The decision to follow other countries in establishing the Sector Education and Training Authority (SETA) system has resulted in the same failures evident in 1980 in the UK’s Road Transport Industry Training Board (RTITB), which led to the collapse of the system within about five years. The assumption that a levy system will produce effective industrial training has been shown to fail; conflating workplace skills requirements with academic education ignores the essential element of “mentored experience” in practical work situations.

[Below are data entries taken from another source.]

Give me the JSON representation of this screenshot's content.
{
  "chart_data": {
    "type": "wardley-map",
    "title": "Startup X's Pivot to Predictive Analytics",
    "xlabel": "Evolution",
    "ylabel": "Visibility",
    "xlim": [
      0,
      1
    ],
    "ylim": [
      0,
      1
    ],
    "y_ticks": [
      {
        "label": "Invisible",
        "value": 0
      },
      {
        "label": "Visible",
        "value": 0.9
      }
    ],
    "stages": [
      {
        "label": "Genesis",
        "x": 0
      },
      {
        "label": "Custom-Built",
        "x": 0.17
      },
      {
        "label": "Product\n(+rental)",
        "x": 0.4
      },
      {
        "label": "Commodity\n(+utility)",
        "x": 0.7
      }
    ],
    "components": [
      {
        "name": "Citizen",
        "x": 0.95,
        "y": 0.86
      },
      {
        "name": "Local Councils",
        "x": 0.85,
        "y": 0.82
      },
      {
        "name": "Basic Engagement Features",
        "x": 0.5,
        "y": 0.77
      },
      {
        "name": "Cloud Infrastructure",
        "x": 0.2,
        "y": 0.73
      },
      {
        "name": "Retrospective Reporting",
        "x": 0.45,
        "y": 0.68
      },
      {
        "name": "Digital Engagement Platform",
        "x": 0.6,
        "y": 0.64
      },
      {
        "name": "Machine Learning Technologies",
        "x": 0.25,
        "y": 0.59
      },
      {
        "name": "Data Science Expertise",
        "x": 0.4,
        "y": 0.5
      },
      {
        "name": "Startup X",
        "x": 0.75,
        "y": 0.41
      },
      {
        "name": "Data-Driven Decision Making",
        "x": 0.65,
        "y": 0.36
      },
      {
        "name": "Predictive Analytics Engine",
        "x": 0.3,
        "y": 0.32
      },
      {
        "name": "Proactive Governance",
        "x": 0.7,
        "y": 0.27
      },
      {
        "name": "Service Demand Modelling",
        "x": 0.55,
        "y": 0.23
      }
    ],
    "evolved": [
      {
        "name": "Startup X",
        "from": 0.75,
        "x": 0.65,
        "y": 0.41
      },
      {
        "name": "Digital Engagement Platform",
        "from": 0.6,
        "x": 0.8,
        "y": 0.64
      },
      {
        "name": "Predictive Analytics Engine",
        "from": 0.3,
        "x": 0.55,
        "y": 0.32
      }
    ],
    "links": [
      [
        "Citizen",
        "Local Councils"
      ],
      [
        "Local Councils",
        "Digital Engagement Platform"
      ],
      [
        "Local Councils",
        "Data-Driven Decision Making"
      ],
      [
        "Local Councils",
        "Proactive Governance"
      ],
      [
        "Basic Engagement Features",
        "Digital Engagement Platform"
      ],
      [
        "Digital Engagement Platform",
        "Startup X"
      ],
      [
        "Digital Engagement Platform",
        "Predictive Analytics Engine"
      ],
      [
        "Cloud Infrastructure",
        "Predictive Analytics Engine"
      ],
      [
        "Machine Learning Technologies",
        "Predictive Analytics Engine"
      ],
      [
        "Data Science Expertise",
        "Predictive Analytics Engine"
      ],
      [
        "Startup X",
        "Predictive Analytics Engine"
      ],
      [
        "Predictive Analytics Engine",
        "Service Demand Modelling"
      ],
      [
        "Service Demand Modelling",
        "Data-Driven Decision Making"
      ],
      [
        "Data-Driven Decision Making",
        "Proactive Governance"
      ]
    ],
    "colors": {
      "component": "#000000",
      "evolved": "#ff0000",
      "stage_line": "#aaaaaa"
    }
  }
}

Apprenticeships require four to five years of working with a journeyman to experience the wide range of challenges in a technician’s job. Supervisory and managerial development requires years of working experience to acquire the range of multidisciplinary skills needed to manage complex situations. Recent research at the University of Johannesburg has shown that transport students regard “transport management” as the most important field of knowledge for success. This is followed closely by “knowledge of the industry”, “decision making”, “problem solving”, and then “warehouse management”. None of these are adequately addressed by the Transport Education and Training Authority (TETA).
We need to understand the dynamics of skill formation in South Africa. We need to see the skill formation system as the full picture of knowledge and skills produced in schooling, colleges, universities, and other education providers, as well as training that happens in workplaces. The relative strength and size of each of these are shaped by the economy and the types of labour markets that exist within it. The impact of the deteriorating technical capacity is shown dramatically in the excellent South African Institution of Civil Engineering (SAICE) 2022 infrastructure report focusing on state institutions, but with implications equally relevant to private industry.
If the transport and logistics industry does not do something drastic to provide future solutions to current skills training problems, many of the existing problems will worsen rather than improving. It is useless to expect the current education structures to deliver the necessary base material for industrial training. Nevertheless, solutions must be found and implemented. Human resources researchers say that the rapid exodus of skilled professionals opting to work abroad is leaving large skills gaps. “Training has never been more crucial,” according to these researchers, and it must be agile with clear outcomes. This is the only way for organisations to close those gaps quickly and effectively in order to survive and thrive.